Donald Trump and Dr. Ben Carson are both threatening to boycott the next Republican presidential debate if CNBC, who is hosting the event, and the Republican National Committee do not change the stated format of the event.
“Neither Mr. Trump or Dr. Carson will participate in your debate if it is longer than 120 minutes including commercials and does not include opening and closing statements,” the letter, obtained exclusively by NBC News and signed by both candidates, reads.
The campaigns sent a joint letter Thursday afternoon to CNBC’s Washington bureau warning they won’t won’t participate in the network’s debate on Oct. 28 in Boulder, Colo., unless it lasts no longer than two hours and includes both opening and closing statements by the candidates.
“The criteria that was outlined by CNBC was never discussed with any of the candidates or the campaigns,” Trump campaign manager Corey Lewandowski told The New York Times. “So what CNBC did was send out a memo and said, ‘Here’s the criteria as you have approved them’ and that went out to all the campaigns. We said we never agreed to this criteria.”
Meanwhile, Ed Brookover, a Carson campaign aide, told The Hill that opening and closing statements are vital to ensuring every candidate is heard on a stage that will likely include 10 candidates. He noted that during one stretch in the last debate, moderated by CNN, Gov. Chris Christie (R-N.J.) went more than 30 minutes without having a chance to speak.
“It’s the fairest way to ensure that any candidate has an opportunity to be heard both early and late in the debate and not to rely on the good graces of the moderators,” he said.
Trump, was very clear that he was unhappy with the three-hour length of the CNN debate and wants to ensure that the next contest isn’t allowed to drag on.
For its part CNBC is indicating it is open to adjusting its debate criteria after receiving the letter from Trump and Carson. Make no mistake about it the network does not want a debate without Trump and Carson driving the ratings.
This afternoon the network released a statement, CNBC spokesman Brian Steel said the calls were just the beginning of a conversation with the campaigns.
“Our goal is to host the most substantive debate possible.

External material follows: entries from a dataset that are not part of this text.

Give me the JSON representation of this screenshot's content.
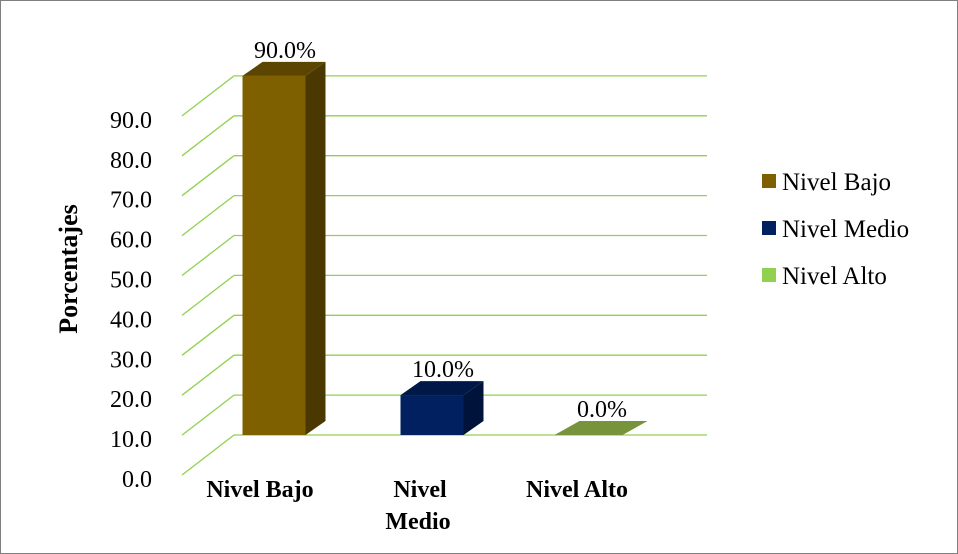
{
  "chart_data": {
    "type": "bar",
    "style": "3d-column",
    "categories": [
      "Nivel Bajo",
      "Nivel Medio",
      "Nivel Alto"
    ],
    "category_lines": [
      [
        "Nivel Bajo"
      ],
      [
        "Nivel",
        "Medio"
      ],
      [
        "Nivel Alto"
      ]
    ],
    "values": [
      90.0,
      10.0,
      0.0
    ],
    "data_labels": [
      "90.0%",
      "10.0%",
      "0.0%"
    ],
    "ylabel": "Porcentajes",
    "xlabel": "",
    "title": "",
    "ylim": [
      0,
      90
    ],
    "yticks": [
      "0.0",
      "10.0",
      "20.0",
      "30.0",
      "40.0",
      "50.0",
      "60.0",
      "70.0",
      "80.0",
      "90.0"
    ],
    "grid": true,
    "grid_color": "#92d050",
    "legend": {
      "position": "right",
      "entries": [
        "Nivel Bajo",
        "Nivel Medio",
        "Nivel Alto"
      ]
    },
    "colors": {
      "Nivel Bajo": {
        "front": "#7f6000",
        "top": "#5c4500",
        "side": "#4a3800"
      },
      "Nivel Medio": {
        "front": "#002060",
        "top": "#001848",
        "side": "#00133a"
      },
      "Nivel Alto": {
        "front": "#92d050",
        "top": "#77933c",
        "side": "#5f7a2e"
      }
    }
  }
}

Our practice in the past has been to forego opening statements to allow more time to address the critical issues that matter most to the American people,” Steel said. “We started a dialogue yesterday with all of the campaigns involved and we will certainly take the candidate’s views on the format into consideration as we finalize the debate structure.”
Expect that Trump and Carson’s demands will be met and that the CNBC debate will have both opening and closing statements with the program lasting two hours.